Here I’ve defined an index with name “MyIndex” and type “MyType”. Also, I’ve created an analyzer called “standard_snowball”, it uses standard tokenizer to break sentences into tokens, then it makes them to lowercase with lowercase filter, remove stop-words with stop filter and stem them with snowball filter. I use this analyzer for “tags” and “name” string fields. Important to notice that it will be used both to analyze source data and search queries for these fields. Search query analyzer could be changed at any time, but it’s impossible to change analyzer for a source data that is already has been analyzed. Also, it isn’t possible to change datatype of fields in most cases. For example, mapping can’t be updated to convert a string field to a date field. It’s even not possible to rename a field in existing mapping. But if it needs to add a new field, then you can update mapping and the new data will be indexed properly.

To change analyzers of an existed data, all data should be reindexed. In case of _source is set to false, main data storage should be used for reindexing. If source is stored, then it is possible to create a new index and reindex data from an old index. Usually this process is quite slow, but can be done with a zero-downtime. Of course reindexing isn’t an unbeatable challenge, but better to keep in mind that it can create some pain.

Unfortunately ElasticSearch has some disadvantages that can’t be easily bypassed when it is used as a storage. First of all, it isn’t ACID. It doesn’t support transactions, so it isn’t possible to rollback first stored document if saving of a second fails.

As I said earlier, it stores documents as JSON, so it is schema less and non-relational. This mean no joining queries, no migrations and other cool features that we love in relationship databases. Yes, ElasticSearch has parent-child relationship, but it comes with certain restrictions. Maybe it’s a bit personal, but after more than a year of working with MongoDB I have some reasons to dislike NoSql.

Another problem is a deep pagination. Because ElasticSearch is distributed, it requires a lot of memory to paginate distant pages, it even has limitation by default. If index is distributed between 5 shards and someone need to find first 20 documents, it is possible that all of them may be located on a one shard or be divided between 2-5 shards. To present results, each shard retrieves first 20 documents and pass them to a coordination node, then it sorts 100 documents and return only first 20 of them. If user decided to go to page 1001, system needs to return documents on positions from 20001 to 20020. To make this happen, index should find 20020 documents on each shard, sort 100100 documents in total, and then drop first 100080 of them. To avoid this overkill situation query API has search_after parameter, it accepts an id or other unique value from a last document on previous page to retrieve a next page. It’s a nice solution to paginate over all data page by page, but it is useless if the user needs to jump on a specific page.

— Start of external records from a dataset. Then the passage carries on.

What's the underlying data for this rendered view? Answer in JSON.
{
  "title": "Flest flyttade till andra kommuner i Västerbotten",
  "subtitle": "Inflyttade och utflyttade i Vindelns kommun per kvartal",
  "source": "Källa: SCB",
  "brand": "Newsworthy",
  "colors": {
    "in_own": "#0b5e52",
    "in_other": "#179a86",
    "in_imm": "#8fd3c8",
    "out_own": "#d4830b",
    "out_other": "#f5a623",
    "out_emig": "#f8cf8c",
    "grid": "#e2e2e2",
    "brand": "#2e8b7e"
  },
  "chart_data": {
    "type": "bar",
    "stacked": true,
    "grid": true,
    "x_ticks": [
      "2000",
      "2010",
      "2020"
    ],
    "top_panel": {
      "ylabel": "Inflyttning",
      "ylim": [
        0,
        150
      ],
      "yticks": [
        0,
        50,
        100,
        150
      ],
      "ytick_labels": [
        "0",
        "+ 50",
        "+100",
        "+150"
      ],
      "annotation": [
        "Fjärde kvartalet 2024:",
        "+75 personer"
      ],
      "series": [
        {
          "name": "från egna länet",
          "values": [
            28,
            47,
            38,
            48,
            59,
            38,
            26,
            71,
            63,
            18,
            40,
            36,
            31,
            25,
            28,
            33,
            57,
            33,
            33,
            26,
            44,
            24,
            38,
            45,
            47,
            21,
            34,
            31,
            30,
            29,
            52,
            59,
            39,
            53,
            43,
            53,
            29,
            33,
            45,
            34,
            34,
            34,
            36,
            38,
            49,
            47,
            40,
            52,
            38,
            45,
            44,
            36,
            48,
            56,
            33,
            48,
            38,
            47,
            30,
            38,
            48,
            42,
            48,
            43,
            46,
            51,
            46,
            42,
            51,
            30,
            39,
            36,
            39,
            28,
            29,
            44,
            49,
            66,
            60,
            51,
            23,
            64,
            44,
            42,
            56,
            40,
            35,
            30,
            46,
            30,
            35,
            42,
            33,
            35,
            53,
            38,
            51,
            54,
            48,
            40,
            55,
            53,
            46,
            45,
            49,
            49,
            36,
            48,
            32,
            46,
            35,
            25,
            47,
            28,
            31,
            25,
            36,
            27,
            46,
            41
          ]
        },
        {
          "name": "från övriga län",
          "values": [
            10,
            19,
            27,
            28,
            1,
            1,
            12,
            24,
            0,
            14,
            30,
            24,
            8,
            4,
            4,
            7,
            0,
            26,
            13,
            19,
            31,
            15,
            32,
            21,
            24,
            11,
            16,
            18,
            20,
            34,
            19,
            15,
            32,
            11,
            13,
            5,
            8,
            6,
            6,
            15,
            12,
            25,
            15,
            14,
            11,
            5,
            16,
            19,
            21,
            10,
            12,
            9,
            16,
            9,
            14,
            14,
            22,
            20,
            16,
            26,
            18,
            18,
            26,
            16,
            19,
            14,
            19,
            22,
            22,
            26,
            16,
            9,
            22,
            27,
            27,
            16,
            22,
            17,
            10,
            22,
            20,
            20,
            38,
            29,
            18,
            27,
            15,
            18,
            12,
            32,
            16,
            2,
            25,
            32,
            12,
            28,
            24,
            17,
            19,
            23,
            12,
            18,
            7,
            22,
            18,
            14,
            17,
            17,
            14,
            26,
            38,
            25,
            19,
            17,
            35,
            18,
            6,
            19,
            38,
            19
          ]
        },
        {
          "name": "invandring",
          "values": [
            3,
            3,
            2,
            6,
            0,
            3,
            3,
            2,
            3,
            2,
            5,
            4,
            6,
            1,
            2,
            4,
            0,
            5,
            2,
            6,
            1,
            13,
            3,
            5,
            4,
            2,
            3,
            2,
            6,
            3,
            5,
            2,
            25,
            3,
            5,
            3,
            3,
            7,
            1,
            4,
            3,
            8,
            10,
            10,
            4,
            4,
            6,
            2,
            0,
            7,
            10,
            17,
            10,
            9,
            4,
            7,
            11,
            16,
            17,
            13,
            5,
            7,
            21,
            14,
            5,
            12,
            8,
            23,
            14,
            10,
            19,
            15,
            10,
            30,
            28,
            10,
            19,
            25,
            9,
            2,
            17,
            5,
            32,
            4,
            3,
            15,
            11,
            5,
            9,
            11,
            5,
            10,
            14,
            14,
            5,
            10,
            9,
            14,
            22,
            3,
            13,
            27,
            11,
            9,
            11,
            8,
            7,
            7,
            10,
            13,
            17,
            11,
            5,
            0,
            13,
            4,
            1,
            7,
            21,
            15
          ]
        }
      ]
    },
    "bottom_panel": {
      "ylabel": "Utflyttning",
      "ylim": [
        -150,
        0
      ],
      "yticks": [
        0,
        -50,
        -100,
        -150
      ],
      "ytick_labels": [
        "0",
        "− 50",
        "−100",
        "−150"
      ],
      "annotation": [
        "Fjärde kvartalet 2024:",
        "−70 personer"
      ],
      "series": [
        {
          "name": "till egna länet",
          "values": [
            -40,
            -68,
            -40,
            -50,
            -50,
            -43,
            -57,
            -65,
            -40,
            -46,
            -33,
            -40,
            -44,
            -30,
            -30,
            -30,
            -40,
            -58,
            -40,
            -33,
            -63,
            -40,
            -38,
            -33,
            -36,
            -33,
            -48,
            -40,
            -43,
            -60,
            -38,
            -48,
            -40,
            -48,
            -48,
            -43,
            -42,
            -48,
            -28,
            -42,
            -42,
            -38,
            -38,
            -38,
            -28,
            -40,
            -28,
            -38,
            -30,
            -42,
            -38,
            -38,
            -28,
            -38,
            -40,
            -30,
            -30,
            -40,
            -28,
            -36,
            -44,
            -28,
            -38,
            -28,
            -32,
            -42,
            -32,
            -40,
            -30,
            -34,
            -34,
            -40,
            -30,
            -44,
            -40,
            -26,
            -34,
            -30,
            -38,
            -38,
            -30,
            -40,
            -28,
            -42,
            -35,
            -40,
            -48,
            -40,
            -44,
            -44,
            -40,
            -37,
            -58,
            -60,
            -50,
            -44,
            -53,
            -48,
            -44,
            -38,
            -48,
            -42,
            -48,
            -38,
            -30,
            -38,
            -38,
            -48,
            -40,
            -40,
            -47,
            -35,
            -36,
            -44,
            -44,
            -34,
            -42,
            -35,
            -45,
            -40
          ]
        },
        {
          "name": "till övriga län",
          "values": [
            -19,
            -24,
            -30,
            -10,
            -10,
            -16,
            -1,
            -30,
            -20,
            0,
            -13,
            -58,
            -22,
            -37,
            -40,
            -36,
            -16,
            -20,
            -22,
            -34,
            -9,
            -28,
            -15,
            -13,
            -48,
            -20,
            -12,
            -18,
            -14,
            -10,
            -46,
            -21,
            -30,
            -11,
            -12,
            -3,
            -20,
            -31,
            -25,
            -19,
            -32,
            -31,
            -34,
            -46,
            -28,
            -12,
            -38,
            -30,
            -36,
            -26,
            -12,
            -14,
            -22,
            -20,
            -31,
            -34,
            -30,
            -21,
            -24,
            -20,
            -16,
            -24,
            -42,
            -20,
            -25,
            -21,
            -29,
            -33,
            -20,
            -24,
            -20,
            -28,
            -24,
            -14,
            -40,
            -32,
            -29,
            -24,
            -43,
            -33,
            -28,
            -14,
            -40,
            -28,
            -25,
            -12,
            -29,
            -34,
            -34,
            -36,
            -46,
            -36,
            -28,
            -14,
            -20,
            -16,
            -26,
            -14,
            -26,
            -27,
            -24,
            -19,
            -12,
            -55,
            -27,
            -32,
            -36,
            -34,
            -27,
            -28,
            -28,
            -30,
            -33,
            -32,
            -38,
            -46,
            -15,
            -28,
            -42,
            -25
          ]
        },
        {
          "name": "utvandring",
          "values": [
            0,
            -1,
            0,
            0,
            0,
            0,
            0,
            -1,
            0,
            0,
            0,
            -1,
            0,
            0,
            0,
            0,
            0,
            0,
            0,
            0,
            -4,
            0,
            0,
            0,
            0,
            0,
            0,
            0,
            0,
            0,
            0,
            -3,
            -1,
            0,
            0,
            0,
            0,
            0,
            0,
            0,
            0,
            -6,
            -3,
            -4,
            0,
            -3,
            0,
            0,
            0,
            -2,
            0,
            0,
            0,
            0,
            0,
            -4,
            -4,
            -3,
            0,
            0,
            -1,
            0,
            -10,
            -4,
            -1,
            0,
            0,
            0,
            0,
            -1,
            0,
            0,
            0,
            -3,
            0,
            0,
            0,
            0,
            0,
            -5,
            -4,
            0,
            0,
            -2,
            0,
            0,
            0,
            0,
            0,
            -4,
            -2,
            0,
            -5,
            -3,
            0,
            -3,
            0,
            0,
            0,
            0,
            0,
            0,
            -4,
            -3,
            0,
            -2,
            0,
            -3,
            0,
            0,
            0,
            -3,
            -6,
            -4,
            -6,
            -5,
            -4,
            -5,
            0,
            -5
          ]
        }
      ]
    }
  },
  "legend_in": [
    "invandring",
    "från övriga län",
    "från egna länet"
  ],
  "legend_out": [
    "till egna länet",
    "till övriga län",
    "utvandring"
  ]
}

As for security, it is true that old versions of ElasticSearch allow anyone, who can connect to a cluster, do any request, but actual versions have authorization via xpack so it’s not a problem anymore.

Also, some people complain about robustness. As for me, I’ve never encountered a situation with OutOfMemory errors, so I can’t comment this topic. Maybe I don’t have that many data.

If you OK with these drawbacks, you can try to use ElasticSearch as a primary database, but I can’t recommend doing this. Furthermore, even authors don’t promote it as a storage.